I may dread the winter, stretching out gloomily to April, but I would not want to live without it. I have. Southeast Texas, where I grew up – and New Orleans before that – exists in a state of perpetual summer with maybe a week of something akin to winter. That week isn’t even seven days, or 24 hours of a day, in a row. Such constancy did not work well for me. Something in me needs the change of season. While I need those humid, unbearably hot days of summer (as long as I have the option of a.c., of course, since I am a weather wimp), I also need the changing leaves and cooler days of autumn, I need the soft crescendo of colors in the spring, and I do need cold and snow in the winter.

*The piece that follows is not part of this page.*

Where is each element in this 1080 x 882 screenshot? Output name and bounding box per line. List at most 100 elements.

Scenes such as this offer a sense of peace and quiet that no other season can:




Sometimes, deer flock through.
Despite appearances, these are not black and white photos.
3 comments:
Those are really, really lovely.
I hear you, on all counts. I like the top and second last the best!
Gorgeous pictures!
You know, I grew up in NOLA, too! Although, duh, I guess. When I moved to Grad City, I thought it was so wonderful to have seasons because I remember sweating in sweaters and "winter" coats during my birthday and christmas time because I knew that Christmas was supposed to be cold (and my birthday, too, in early December), so I would torture myself by dressing in winter clothes for the "winter" holidays just to pretend to have a season.
But after ten years of bitter bitter coldness and what seem to be never ending winters, I miss the heat of winter in NOLA. when we were there just a couple of weeks ago, it did not bother me that it was January and 70 degrees outside. But I bet the first winter I move back there, I'll miss the wintry wonderland. the grass is always greener...
I grew up Catholic, but my dad and my grandparents were the only non-Catholics I knew. Actually, I couldn't wrap my head around the non-Catholics down the street who went to a private school because I didn't understand that not all schools weren't Catholic schools. It's such a weird and wonderful place to grow up. I miss it so much.